Dated 1936, around the time the Leprosy Settlement was completed, the banknote was for use within the settlement only. This currency was presumably introduced due to concerns from the general public about catching leprosy from banknotes previously used by lepers.
This reminded me of events during my time in Yemen in the mid 1980s. I was working with a well known international bank in the northern Yemeni city of Taiz.
A short distance outside Taiz was a ‘leper colony’ known as the City of Light. It was run by nuns from the Missionaries of Charity, an organization founded by Mother Teresa.
Some expatriate women in the capital, Sanaa had collected various items to be donated to the City of Light and sent them down to Taiz asking whether the bank could deliver them.
I was assigned the job of dropping off these donated goods. I was met by a nice looking Indian nun in her early twenties. She showed me around the settlement which comprised a surgery, hospital wards, accommodation blocks and so on.
It was fairly basic but clean and well looked after. I was so impressed by the dedication of the nuns. She told me that her assignment in Yemen was to be for 10 years without leave, following which she would be entitled to a holiday back in India.
Was she not scared of contracting the disease, I asked? She said leprosy is caused by bacteria and spreads like the common cold but it is much less infectious and one would need to live in an infected area for years to run the risk of catching it. Yes, she would be living among them for 10 years but God would protect her. I hope He did.
I never complained again about my working conditions in Yemen after meeting her.
A few weeks later she came to the bank with a colleague and one her patients, a leper, who wanted to open a bank account. This man took a grimy bundle of banknotes from his pocket and deposited them on the counter. The chief cashier at the bank eyed them suspiciously as if expecting to find some body parts stuck to them. He was most reluctant to count the money but eventually agreed when the nun explained that there was no risk of catching leprosy from them. I told the chief cashier to set the notes aside and give them to that obnoxious Egyptian teacher when he next comes in to withdraw cash. (Only joking! – don’t want to have to appear before a Senate Committee to explain my actions.)

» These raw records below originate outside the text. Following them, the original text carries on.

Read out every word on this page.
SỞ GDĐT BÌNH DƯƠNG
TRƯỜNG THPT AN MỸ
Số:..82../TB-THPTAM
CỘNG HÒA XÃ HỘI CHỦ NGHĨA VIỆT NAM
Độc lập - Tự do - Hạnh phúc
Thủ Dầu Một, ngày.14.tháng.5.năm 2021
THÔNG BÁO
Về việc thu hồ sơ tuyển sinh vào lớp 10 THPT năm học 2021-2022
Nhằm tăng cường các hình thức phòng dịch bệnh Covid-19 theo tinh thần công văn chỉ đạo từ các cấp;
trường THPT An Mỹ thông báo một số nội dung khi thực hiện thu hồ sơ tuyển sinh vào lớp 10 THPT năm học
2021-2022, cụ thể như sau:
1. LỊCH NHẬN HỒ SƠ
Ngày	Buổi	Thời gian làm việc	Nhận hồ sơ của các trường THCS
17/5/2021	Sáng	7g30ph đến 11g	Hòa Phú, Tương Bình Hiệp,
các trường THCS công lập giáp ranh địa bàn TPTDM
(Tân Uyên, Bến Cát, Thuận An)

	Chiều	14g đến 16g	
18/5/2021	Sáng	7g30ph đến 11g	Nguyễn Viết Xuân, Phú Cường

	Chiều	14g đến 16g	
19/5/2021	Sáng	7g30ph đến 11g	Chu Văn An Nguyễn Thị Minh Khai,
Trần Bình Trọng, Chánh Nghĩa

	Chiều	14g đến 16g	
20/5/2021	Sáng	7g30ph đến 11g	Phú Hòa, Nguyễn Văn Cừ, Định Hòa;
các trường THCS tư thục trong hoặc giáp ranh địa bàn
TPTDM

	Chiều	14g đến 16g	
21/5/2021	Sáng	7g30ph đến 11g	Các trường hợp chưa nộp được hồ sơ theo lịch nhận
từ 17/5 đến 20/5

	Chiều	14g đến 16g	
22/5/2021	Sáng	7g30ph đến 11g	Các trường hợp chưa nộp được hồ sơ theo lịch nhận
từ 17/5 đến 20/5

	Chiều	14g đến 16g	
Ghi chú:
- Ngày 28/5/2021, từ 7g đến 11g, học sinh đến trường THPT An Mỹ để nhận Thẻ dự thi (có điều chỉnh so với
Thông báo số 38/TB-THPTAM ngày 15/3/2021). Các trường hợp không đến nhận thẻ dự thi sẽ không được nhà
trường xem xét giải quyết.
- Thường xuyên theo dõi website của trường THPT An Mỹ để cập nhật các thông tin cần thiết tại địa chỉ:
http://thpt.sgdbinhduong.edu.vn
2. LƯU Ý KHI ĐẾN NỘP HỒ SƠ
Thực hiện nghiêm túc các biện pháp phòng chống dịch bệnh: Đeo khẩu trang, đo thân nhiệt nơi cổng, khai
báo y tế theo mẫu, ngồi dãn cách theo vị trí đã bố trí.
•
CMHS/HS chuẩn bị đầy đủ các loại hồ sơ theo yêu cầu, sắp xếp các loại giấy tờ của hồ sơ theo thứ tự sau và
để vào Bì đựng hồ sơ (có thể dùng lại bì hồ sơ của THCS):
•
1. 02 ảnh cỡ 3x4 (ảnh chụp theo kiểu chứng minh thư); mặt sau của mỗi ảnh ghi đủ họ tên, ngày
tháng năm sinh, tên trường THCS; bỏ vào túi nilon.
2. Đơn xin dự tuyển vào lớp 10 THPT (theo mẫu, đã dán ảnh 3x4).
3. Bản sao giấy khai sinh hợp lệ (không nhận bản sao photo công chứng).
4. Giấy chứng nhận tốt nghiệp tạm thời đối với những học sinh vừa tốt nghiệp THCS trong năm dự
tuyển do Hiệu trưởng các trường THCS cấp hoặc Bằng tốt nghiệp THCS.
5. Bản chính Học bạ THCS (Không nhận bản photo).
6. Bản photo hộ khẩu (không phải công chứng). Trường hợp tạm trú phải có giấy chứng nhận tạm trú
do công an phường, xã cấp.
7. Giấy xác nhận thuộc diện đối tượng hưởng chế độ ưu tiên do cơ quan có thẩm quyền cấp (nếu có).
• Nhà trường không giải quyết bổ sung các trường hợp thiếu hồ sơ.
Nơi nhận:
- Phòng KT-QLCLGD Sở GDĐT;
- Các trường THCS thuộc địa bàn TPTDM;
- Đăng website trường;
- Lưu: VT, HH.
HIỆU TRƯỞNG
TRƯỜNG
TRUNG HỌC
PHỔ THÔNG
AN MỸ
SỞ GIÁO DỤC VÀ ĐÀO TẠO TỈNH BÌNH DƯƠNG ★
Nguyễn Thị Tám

The nun also was carrying a letter from Mother Teresa who had been informed of the visit from the bank. The letter requested (actually, more like instructed) the bank to make a donation towards the running costs of the City of Light. Mother Teresa was known for her no-nonsense approach to fund raising, a skill which enabled her to help many more unfortunate souls than would otherwise have been possible.

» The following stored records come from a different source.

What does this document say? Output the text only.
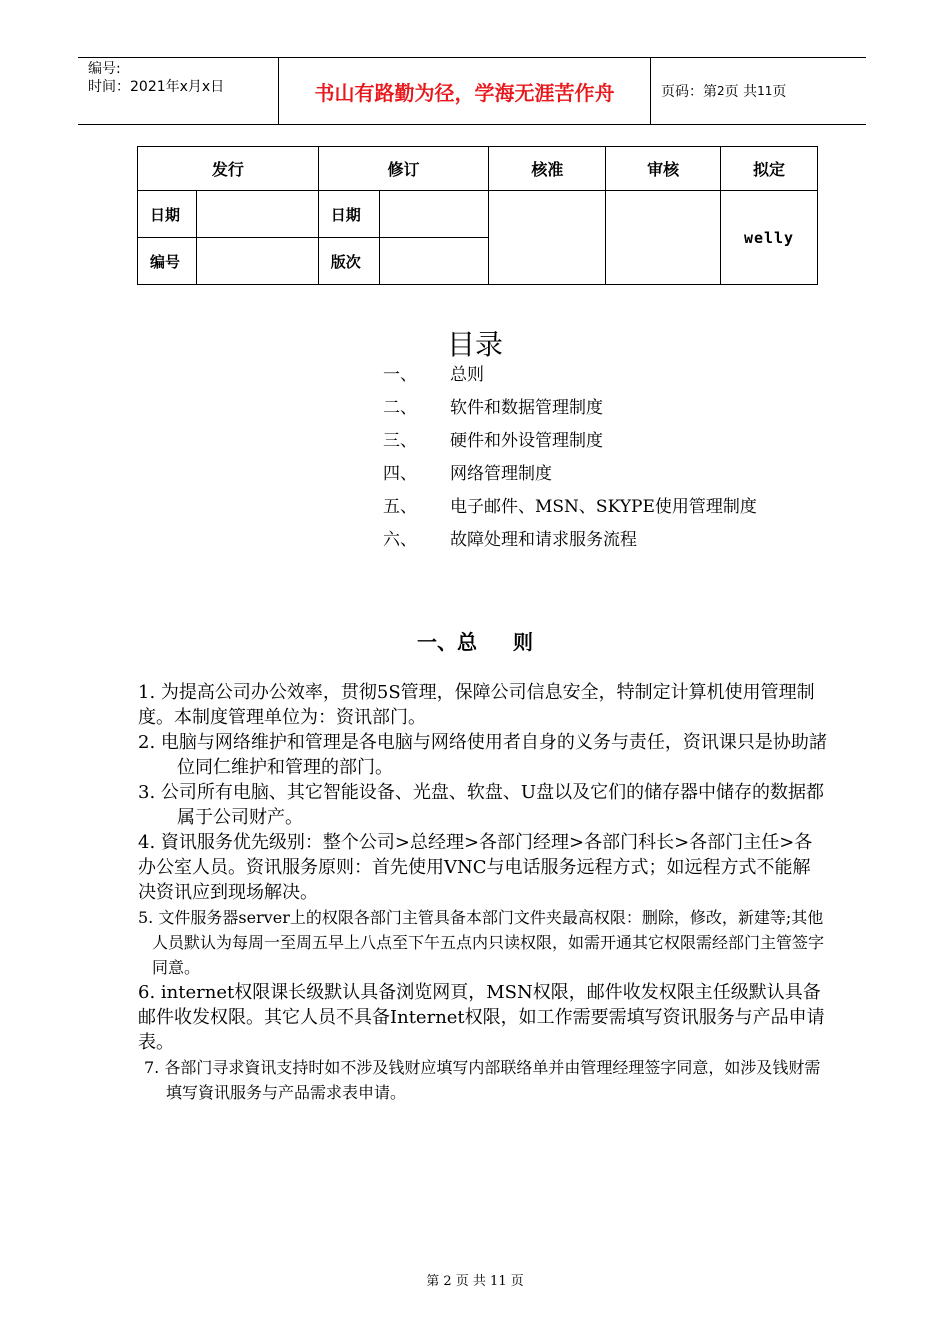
编号:
时间：2021年x月x日	书山有路勤为径，学海无涯苦作舟	页码：第 2 页 共 11 页
发行		修订		核准	审核	拟定
日期		日期				welly
编号		版次				
目录
一、	总则
二、	软件和数据管理制度
三、	硬件和外设管理制度
四、	网络管理制度
五、	电子邮件、MSN、SKYPE使用管理制度
六、	故障处理和请求服务流程
一、总 则

1. 为提高公司办公效率，贯彻5S管理，保障公司信息安全，特制定计算机使用管理制度。本制度管理单位为：资讯部门。

2. 电脑与网络维护和管理是各电脑与网络使用者自身的义务与责任，资讯课只是协助諸位同仁维护和管理的部门。

3. 公司所有电脑、其它智能设备、光盘、软盘、U盘以及它们的储存器中储存的数据都属于公司财产。

4. 資讯服务优先级别：整个公司>总经理>各部门经理>各部门科长>各部门主任>各办公室人员。资讯服务原则：首先使用VNC与电话服务远程方式；如远程方式不能解决资讯应到现场解决。

5. 文件服务器server上的权限各部门主管具备本部门文件夹最高权限：删除，修改，新建等;其他人员默认为每周一至周五早上八点至下午五点内只读权限，如需开通其它权限需经部门主管签字同意。

6. internet权限课长级默认具备浏览网頁，MSN权限，邮件收发权限主任级默认具备邮件收发权限。其它人员不具备Internet权限，如工作需要需填写资讯服务与产品申请表。

7. 各部门寻求資讯支持时如不涉及钱财应填写内部联络单并由管理经理签字同意，如涉及钱财需填写資讯服务与产品需求表申请。

第 2 页 共 11 页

Faced with this direct approach from a world-respected celebrity saint-to-be, my manager caved in and agreed to make a reasonable, if not over-generous, donation from bank coffers.
What a shame I never kept the letter. It’s probably lying in a forgotten archive somewhere, or in a Yemeni landfill.
According to reports, Mother Teresa, who passed away in 1997, achieved beatification in 2003 and needs evidence of having performed a miracle before she can proceed to canonization (sainthood). Perhaps getting a donation from the bank could be considered a miracle?
P.S. According to a somewhat bizarre news report, scientists have established that leprosy has been spread in the southern United States by people eating undercooked meat from the nine banded armadillo. Serves them right for eating such a cute creature!